The clearest test of the incubator is not the ribbon cutting. It is whether farmers can move from a plot at Watkins Regional Park to durable businesses and reliable sales. A 2025 application notice shows how the county is trying to build that pipeline: it invited graduates of beginner farmer training programs and experienced farmworkers in Prince George’s County to apply for half-acre or quarter-acre plots.

That scale matters. A half-acre or quarter-acre can be enough to prove a concept, develop production discipline, and build relationships with buyers without taking on the full cost of a standalone farm. It also gives county partners a way to see which growers can translate training into production and which business models can actually hold up.

Love Bug Farm offers one concrete example. It started in 2022 with a half-acre plot at the incubator and now distributes much of its produce free through the Capital Area Food Bank, faith-based organizations, and schools.
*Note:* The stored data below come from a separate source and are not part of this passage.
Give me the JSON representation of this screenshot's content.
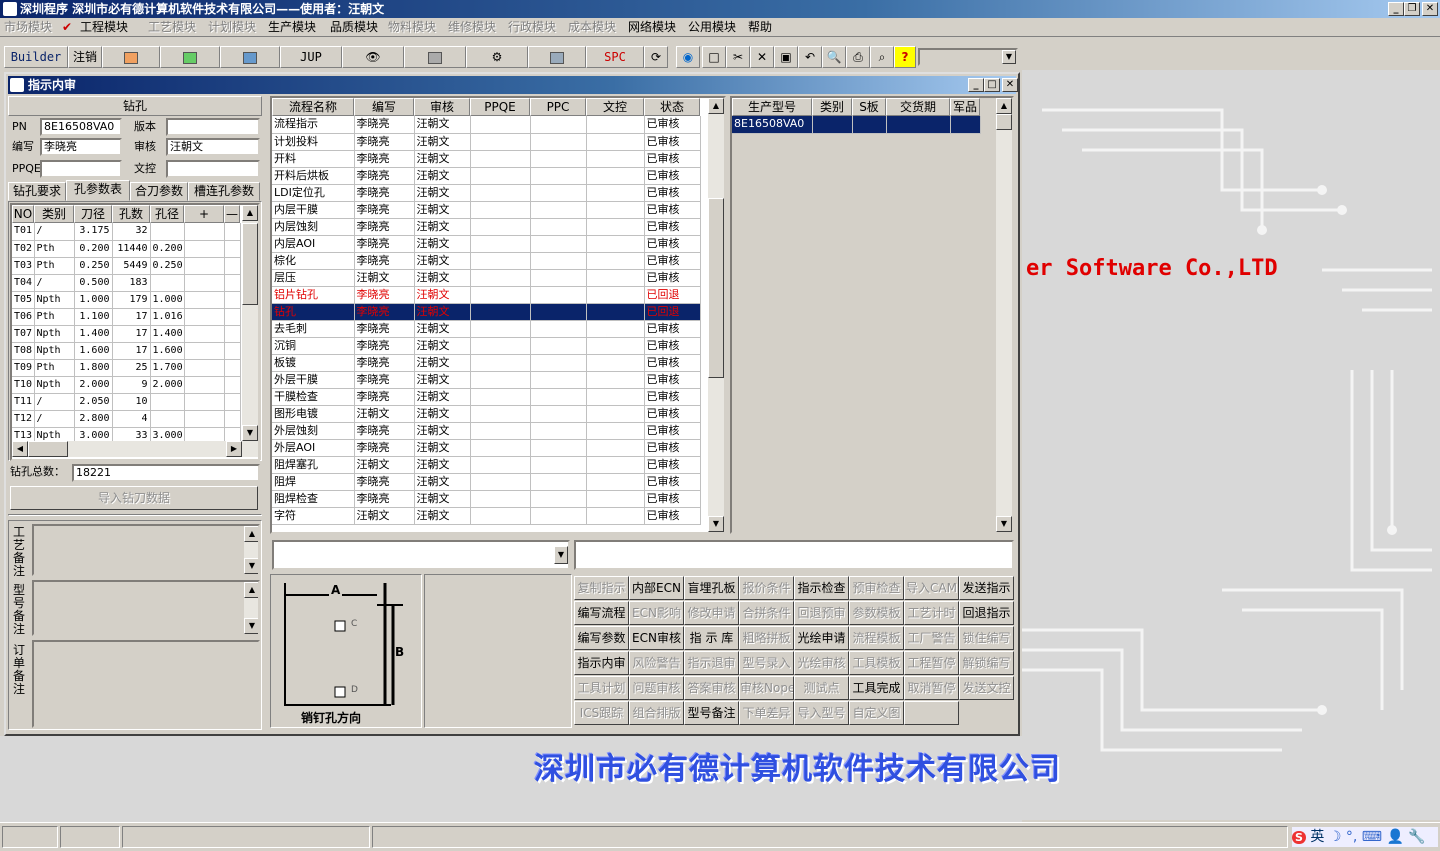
{
  "app": {
    "title": "深圳程序  深圳市必有德计算机软件技术有限公司——使用者：汪朝文"
  },
  "menu": [
    "市场模块",
    "工程模块",
    "工艺模块",
    "计划模块",
    "生产模块",
    "品质模块",
    "物料模块",
    "维修模块",
    "行政模块",
    "成本模块",
    "网络模块",
    "公用模块",
    "帮助"
  ],
  "menu_enabled": [
    false,
    true,
    false,
    false,
    true,
    true,
    false,
    false,
    false,
    false,
    true,
    true,
    true
  ],
  "toolbar": {
    "builder": "Builder",
    "logout": "注销",
    "jup": "JUP",
    "spc": "SPC"
  },
  "bg": {
    "english": "er Software Co.,LTD",
    "chinese": "深圳市必有德计算机软件技术有限公司"
  },
  "window": {
    "title": "指示内审"
  },
  "left": {
    "section_title": "钻孔",
    "pn_label": "PN",
    "pn_value": "8E16508VA0",
    "version_label": "版本",
    "version_value": "",
    "editor_label": "编写",
    "editor_value": "李晓亮",
    "reviewer_label": "审核",
    "reviewer_value": "汪朝文",
    "ppqe_label": "PPQE",
    "ppqe_value": "",
    "control_label": "文控",
    "control_value": "",
    "tabs": [
      "钻孔要求",
      "孔参数表",
      "合刀参数",
      "槽连孔参数"
    ],
    "drill_headers": [
      "NO",
      "类别",
      "刀径",
      "孔数",
      "孔径",
      "+",
      "—"
    ],
    "drill_rows": [
      [
        "T01",
        "/",
        "3.175",
        "32",
        ""
      ],
      [
        "T02",
        "Pth",
        "0.200",
        "11440",
        "0.200"
      ],
      [
        "T03",
        "Pth",
        "0.250",
        "5449",
        "0.250"
      ],
      [
        "T04",
        "/",
        "0.500",
        "183",
        ""
      ],
      [
        "T05",
        "Npth",
        "1.000",
        "179",
        "1.000"
      ],
      [
        "T06",
        "Pth",
        "1.100",
        "17",
        "1.016"
      ],
      [
        "T07",
        "Npth",
        "1.400",
        "17",
        "1.400"
      ],
      [
        "T08",
        "Npth",
        "1.600",
        "17",
        "1.600"
      ],
      [
        "T09",
        "Pth",
        "1.800",
        "25",
        "1.700"
      ],
      [
        "T10",
        "Npth",
        "2.000",
        "9",
        "2.000"
      ],
      [
        "T11",
        "/",
        "2.050",
        "10",
        ""
      ],
      [
        "T12",
        "/",
        "2.800",
        "4",
        ""
      ],
      [
        "T13",
        "Npth",
        "3.000",
        "33",
        "3.000"
      ]
    ],
    "total_label": "钻孔总数：",
    "total_value": "18221",
    "import_button": "导入钻刀数据",
    "notes": [
      "工艺备注",
      "型号备注",
      "订单备注"
    ]
  },
  "flow": {
    "headers": [
      "流程名称",
      "编写",
      "审核",
      "PPQE",
      "PPC",
      "文控",
      "状态"
    ],
    "rows": [
      [
        "流程指示",
        "李晓亮",
        "汪朝文",
        "",
        "",
        "",
        "已审核"
      ],
      [
        "计划投料",
        "李晓亮",
        "汪朝文",
        "",
        "",
        "",
        "已审核"
      ],
      [
        "开料",
        "李晓亮",
        "汪朝文",
        "",
        "",
        "",
        "已审核"
      ],
      [
        "开料后烘板",
        "李晓亮",
        "汪朝文",
        "",
        "",
        "",
        "已审核"
      ],
      [
        "LDI定位孔",
        "李晓亮",
        "汪朝文",
        "",
        "",
        "",
        "已审核"
      ],
      [
        "内层干膜",
        "李晓亮",
        "汪朝文",
        "",
        "",
        "",
        "已审核"
      ],
      [
        "内层蚀刻",
        "李晓亮",
        "汪朝文",
        "",
        "",
        "",
        "已审核"
      ],
      [
        "内层AOI",
        "李晓亮",
        "汪朝文",
        "",
        "",
        "",
        "已审核"
      ],
      [
        "棕化",
        "李晓亮",
        "汪朝文",
        "",
        "",
        "",
        "已审核"
      ],
      [
        "层压",
        "汪朝文",
        "汪朝文",
        "",
        "",
        "",
        "已审核"
      ],
      [
        "铝片钻孔",
        "李晓亮",
        "汪朝文",
        "",
        "",
        "",
        "已回退"
      ],
      [
        "钻孔",
        "李晓亮",
        "汪朝文",
        "",
        "",
        "",
        "已回退"
      ],
      [
        "去毛刺",
        "李晓亮",
        "汪朝文",
        "",
        "",
        "",
        "已审核"
      ],
      [
        "沉铜",
        "李晓亮",
        "汪朝文",
        "",
        "",
        "",
        "已审核"
      ],
      [
        "板镀",
        "李晓亮",
        "汪朝文",
        "",
        "",
        "",
        "已审核"
      ],
      [
        "外层干膜",
        "李晓亮",
        "汪朝文",
        "",
        "",
        "",
        "已审核"
      ],
      [
        "干膜检查",
        "李晓亮",
        "汪朝文",
        "",
        "",
        "",
        "已审核"
      ],
      [
        "图形电镀",
        "汪朝文",
        "汪朝文",
        "",
        "",
        "",
        "已审核"
      ],
      [
        "外层蚀刻",
        "李晓亮",
        "汪朝文",
        "",
        "",
        "",
        "已审核"
      ],
      [
        "外层AOI",
        "李晓亮",
        "汪朝文",
        "",
        "",
        "",
        "已审核"
      ],
      [
        "阻焊塞孔",
        "汪朝文",
        "汪朝文",
        "",
        "",
        "",
        "已审核"
      ],
      [
        "阻焊",
        "李晓亮",
        "汪朝文",
        "",
        "",
        "",
        "已审核"
      ],
      [
        "阻焊检查",
        "李晓亮",
        "汪朝文",
        "",
        "",
        "",
        "已审核"
      ],
      [
        "字符",
        "汪朝文",
        "汪朝文",
        "",
        "",
        "",
        "已审核"
      ]
    ]
  },
  "right": {
    "headers": [
      "生产型号",
      "类别",
      "S板",
      "交货期",
      "军品"
    ],
    "rows": [
      [
        "8E16508VA0",
        "",
        "",
        "",
        ""
      ]
    ]
  },
  "diagram": {
    "a": "A",
    "b": "B",
    "c": "C",
    "d": "D",
    "caption": "销钉孔方向"
  },
  "buttons": [
    [
      "复制指示",
      "内部ECN",
      "盲埋孔板",
      "报价条件",
      "指示检查",
      "预审检查",
      "导入CAM",
      "发送指示"
    ],
    [
      "编写流程",
      "ECN影响",
      "修改申请",
      "合拼条件",
      "回退预审",
      "参数模板",
      "工艺计时",
      "回退指示"
    ],
    [
      "编写参数",
      "ECN审核",
      "指 示 库",
      "粗略拼板",
      "光绘申请",
      "流程模板",
      "工厂警告",
      "锁住编写"
    ],
    [
      "指示内审",
      "风险警告",
      "指示退审",
      "型号录入",
      "光绘审核",
      "工具模板",
      "工程暂停",
      "解锁编写"
    ],
    [
      "工具计划",
      "问题审核",
      "答案审核",
      "审核Nope",
      "测试点",
      "工具完成",
      "取消暂停",
      "发送文控"
    ],
    [
      "ICS跟踪",
      "组合排版",
      "型号备注",
      "下单差异",
      "导入型号",
      "自定义图",
      ""
    ]
  ],
  "buttons_enabled": [
    [
      false,
      true,
      true,
      false,
      true,
      false,
      false,
      true
    ],
    [
      true,
      false,
      false,
      false,
      false,
      false,
      false,
      true
    ],
    [
      true,
      true,
      true,
      false,
      true,
      false,
      false,
      false
    ],
    [
      true,
      false,
      false,
      false,
      false,
      false,
      false,
      false
    ],
    [
      false,
      false,
      false,
      false,
      false,
      true,
      false,
      false
    ],
    [
      false,
      false,
      true,
      false,
      false,
      false,
      false
    ]
  ],
  "tray": {
    "lang": "英"
  }
}
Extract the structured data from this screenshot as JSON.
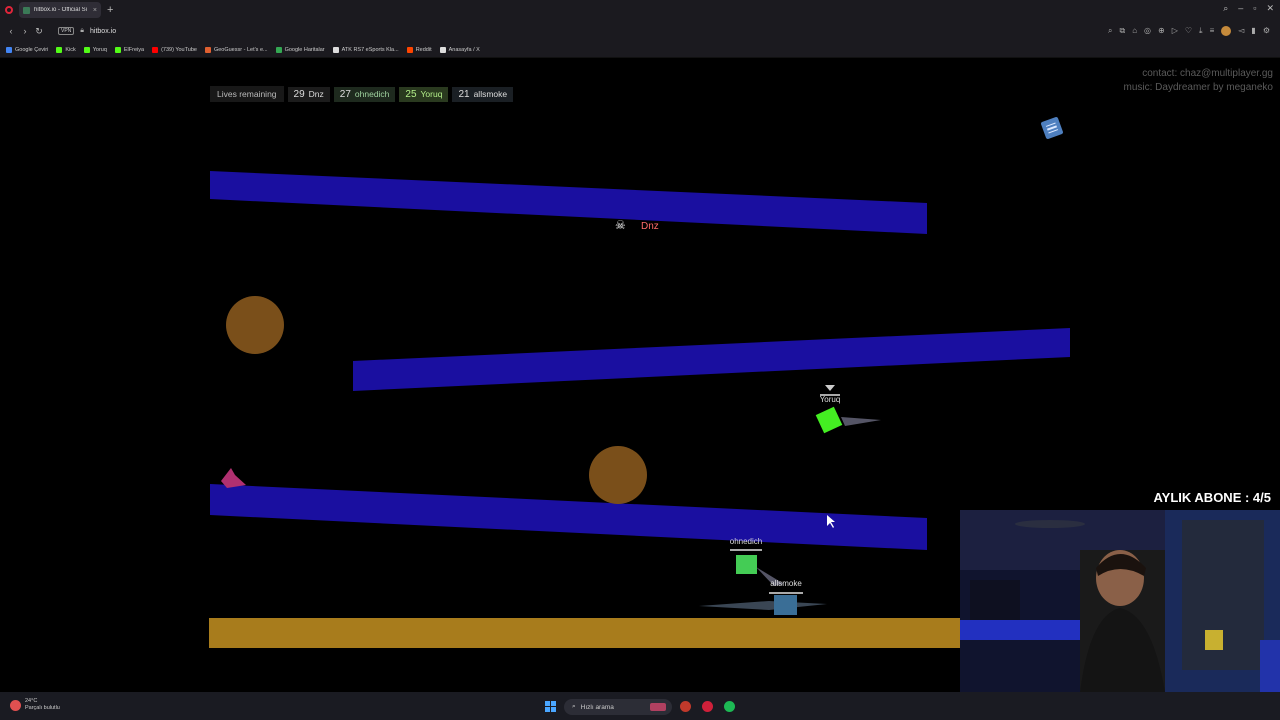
{
  "browser": {
    "tab_title": "hitbox.io - Official Si",
    "new_tab": "+",
    "url": "hitbox.io",
    "vpn": "VPN",
    "bookmarks": [
      {
        "label": "Google Çeviri",
        "color": "#4285f4"
      },
      {
        "label": "Kick",
        "color": "#53fc18"
      },
      {
        "label": "Yoruq",
        "color": "#53fc18"
      },
      {
        "label": "ElFreiya",
        "color": "#53fc18"
      },
      {
        "label": "(739) YouTube",
        "color": "#ff0000"
      },
      {
        "label": "GeoGuessr - Let's e...",
        "color": "#e06030"
      },
      {
        "label": "Google Haritalar",
        "color": "#34a853"
      },
      {
        "label": "ATK RS7 eSports Kla...",
        "color": "#dddddd"
      },
      {
        "label": "Reddit",
        "color": "#ff4500"
      },
      {
        "label": "Anasayfa / X",
        "color": "#dddddd"
      }
    ]
  },
  "page": {
    "credits_contact": "contact: chaz@multiplayer.gg",
    "credits_music": "music: Daydreamer by meganeko"
  },
  "scoreboard": {
    "label": "Lives remaining",
    "players": [
      {
        "lives": "29",
        "name": "Dnz",
        "cls": "c-dnz"
      },
      {
        "lives": "27",
        "name": "ohnedich",
        "cls": "c-ohnedich"
      },
      {
        "lives": "25",
        "name": "Yoruq",
        "cls": "c-yoruq"
      },
      {
        "lives": "21",
        "name": "allsmoke",
        "cls": "c-allsmoke"
      }
    ]
  },
  "game": {
    "dead_player": "Dnz",
    "players": {
      "yoruq": "Yoruq",
      "ohnedich": "ohnedich",
      "allsmoke": "allsmoke"
    },
    "colors": {
      "platform": "#1a0fa0",
      "ball": "#7a4f1a",
      "floor": "#a87c1c",
      "yoruq": "#44ee22",
      "ohnedich": "#44cc55",
      "allsmoke": "#3a6e96",
      "spike": "#b03070"
    }
  },
  "stream": {
    "sub_counter": "AYLIK ABONE : 4/5"
  },
  "taskbar": {
    "temp": "24°C",
    "weather": "Parçalı bulutlu",
    "search_placeholder": "Hızlı arama"
  }
}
That arrangement shows how a farm can serve both business and access goals, even when a large share of output is moving through charitable and community channels rather than conventional retail.

Why this story matters beyond the park

Prince George’s County is not short on land-use debates, but the incubator shows how those debates can be tied to the daily question of who eats well and who gets a chance to build wealth. Fresh food access is usually discussed as a health issue. In this case, it is also an entrepreneurship issue, a zoning issue, and a workforce issue.

The county’s challenge is not only to grow more produce. It is to make sure more residents can become growers, more growers can become viable businesses, and more neighborhoods can get produce from nearby rather than from long supply chains. At Watkins Regional Park, Prince George’s County is trying to prove that a small patch of land can change more than a harvest. It can help redefine who gets to own part of the local food economy.